A Polícia Civil da Bahia deflagrou, na quarta-feira (8), a
Operação Reconectando e desarticulou uma organização criminosa investigada por
extorsão e lavagem de dinheiro praticadas contra empresas provedoras de
internet. A ação resultou no cumprimento de dois mandados de prisão preventiva
e de busca e apreensão nos municípios de Simões Filho e Feira de Santana.

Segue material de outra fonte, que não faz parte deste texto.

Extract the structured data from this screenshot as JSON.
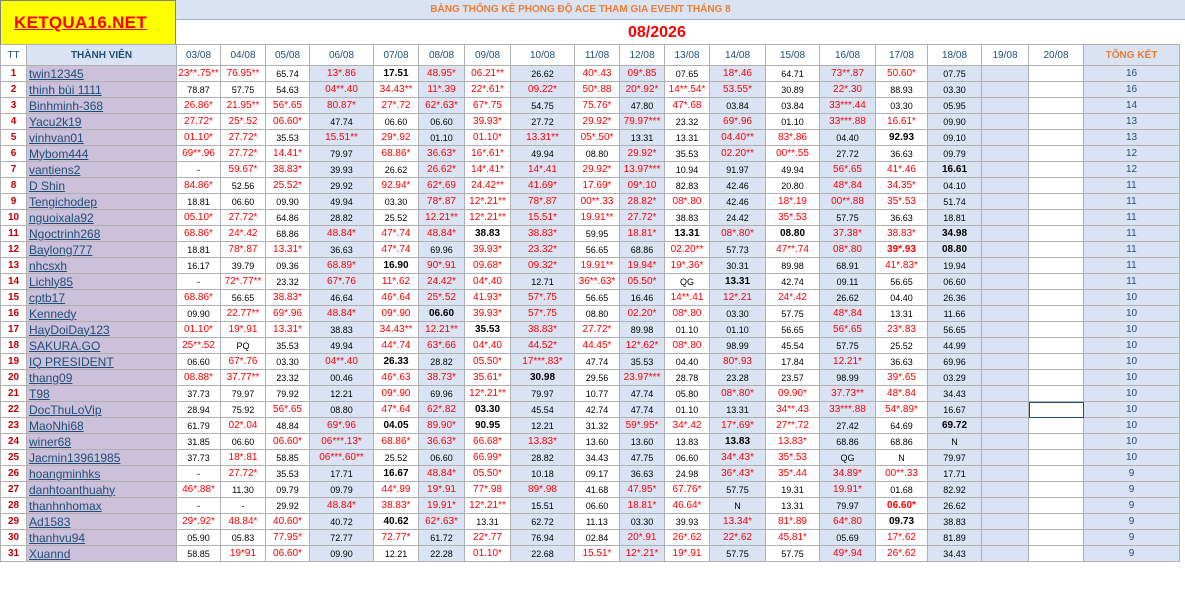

As investigações apontam que o grupo criminoso coagia
proprietários e funcionários de provedores de internet e exigia o pagamento de
valores periódicos para permitir o funcionamento dos serviços. Como forma de
intimidação, os investigados promoviam o corte de cabos de fibra óptica,
interrompiam os serviços de telecomunicação e impediam a atuação de equipes
técnicas de manutenção. As ordens eram repassadas pelas lideranças por meio de
videoconferências.
Em Feira de Santana, foi preso um homem, de 33 anos,
apontado como gerente das atividades ilícitas no município e responsável por
utilizar um estabelecimento comercial para ocultar os valores obtidos com as
extorsões. O investigado possui antecedente por tráfico de drogas.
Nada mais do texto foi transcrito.